If LLMs are Just Parrots, Humans are Just Gene Propagators

The phrase: “LLMs cannot be truly intelligent / conscious because they are just next-token predictors”.

This line of reasoning, or slight variations of it, have been adopted broadly across people who think they have some kind of insight into how AI and/or the human mind works. The people who parrot this phrase range from cringe tech bros all the way to AI pioneers, cognitive scientists, and philosophers of mind (not that the latter group cannot also be ridiculous).

The reason why this meme spread so successfully, might have to do with the fact that part of it is obviously true: LLMs are trained as generative models to predict the probability of the next token, at least in the pre-training stage. So there is nothing wrong with this, factually. The issue arises with calling them just next-token-predictors, which is often done in debates around whether they can be considered as truly intelligent. A System 1 pass of the phrase may not ring any alarm bells. After all, no-one ever made a big deal of simple autocomplete functions on the iPhone, for good reason.

But we can quickly show how reductive arguments like this fall apart when applied to other cases. Take for instance the phrase “Humans are just gene propagators”. Similarly to the phrase, when removing the word just, the sentence becomes trivially correct. Not only do (a significant part of) humans propagate their genes, but we could even explain the existence of humans based on their success as vehicles to propagate genes (à la selfish gene). But, unless you’re some edgy teenage nihilist, I don’t think you would take this as the basis for rejecting the fields of cognitive science, psychology, sociology etc. In other words, acknowledging that humans can, through one lens, be seen as gene replicators, does not imply that this is the only, or even the most fundamental lens. We could also say “Humans are just carbon oxidizers”. One could potentially find arguments for why this is a more fundamental description than “gene propagators”, but it would also miss the point completely: Reducing humans to one aspect of their behavior or properties may result in interesting thought experiments, but will invariably miss most about their nature. Finally, we may also reduce humans to a generative model, depending on how successful predictive processing theories about the human brain will be.

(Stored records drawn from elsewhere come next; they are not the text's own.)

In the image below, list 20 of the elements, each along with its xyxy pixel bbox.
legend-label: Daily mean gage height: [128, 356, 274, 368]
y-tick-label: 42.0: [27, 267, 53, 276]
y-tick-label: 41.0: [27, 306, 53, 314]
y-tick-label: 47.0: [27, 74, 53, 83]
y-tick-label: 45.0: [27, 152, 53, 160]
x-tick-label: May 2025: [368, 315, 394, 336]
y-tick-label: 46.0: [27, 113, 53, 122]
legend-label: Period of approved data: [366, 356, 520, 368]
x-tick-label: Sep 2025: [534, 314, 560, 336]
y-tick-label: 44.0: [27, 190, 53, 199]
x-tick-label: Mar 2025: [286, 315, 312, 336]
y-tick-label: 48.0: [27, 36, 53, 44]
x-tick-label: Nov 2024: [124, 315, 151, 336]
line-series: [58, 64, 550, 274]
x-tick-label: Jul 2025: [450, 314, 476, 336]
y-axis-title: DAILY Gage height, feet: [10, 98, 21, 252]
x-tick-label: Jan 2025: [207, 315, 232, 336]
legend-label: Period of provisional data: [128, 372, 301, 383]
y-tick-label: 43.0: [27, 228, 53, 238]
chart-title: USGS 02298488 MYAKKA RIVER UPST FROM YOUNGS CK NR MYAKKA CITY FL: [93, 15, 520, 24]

Coming back to LLMs, we could reduce them even further: Who cares about next-token-prediction, all they do is loss function minimization! Actually, scratch that, LLMs are a useless concept, all that’s happening is a Von-Neumann-Machine stepping through its instructions… you get the point. None of these reductions negates the idea that there might be much more to be said behind the scenes. After all, how does an LLM manage to predict the next token? What kinds of representations are used? Does it have a world model? Etc. People who use the phrase also tend to be quite oblivious to existing work in mechanistic interpretability research.

Much more could be said at this point about emergence, levels of abstraction, the relationship between consciousness and intelligence, etc. But the main point I want to make is that pointing at a loss function is not a valid substitute for an actual engagement with the behaviors and internal representations the model has developed.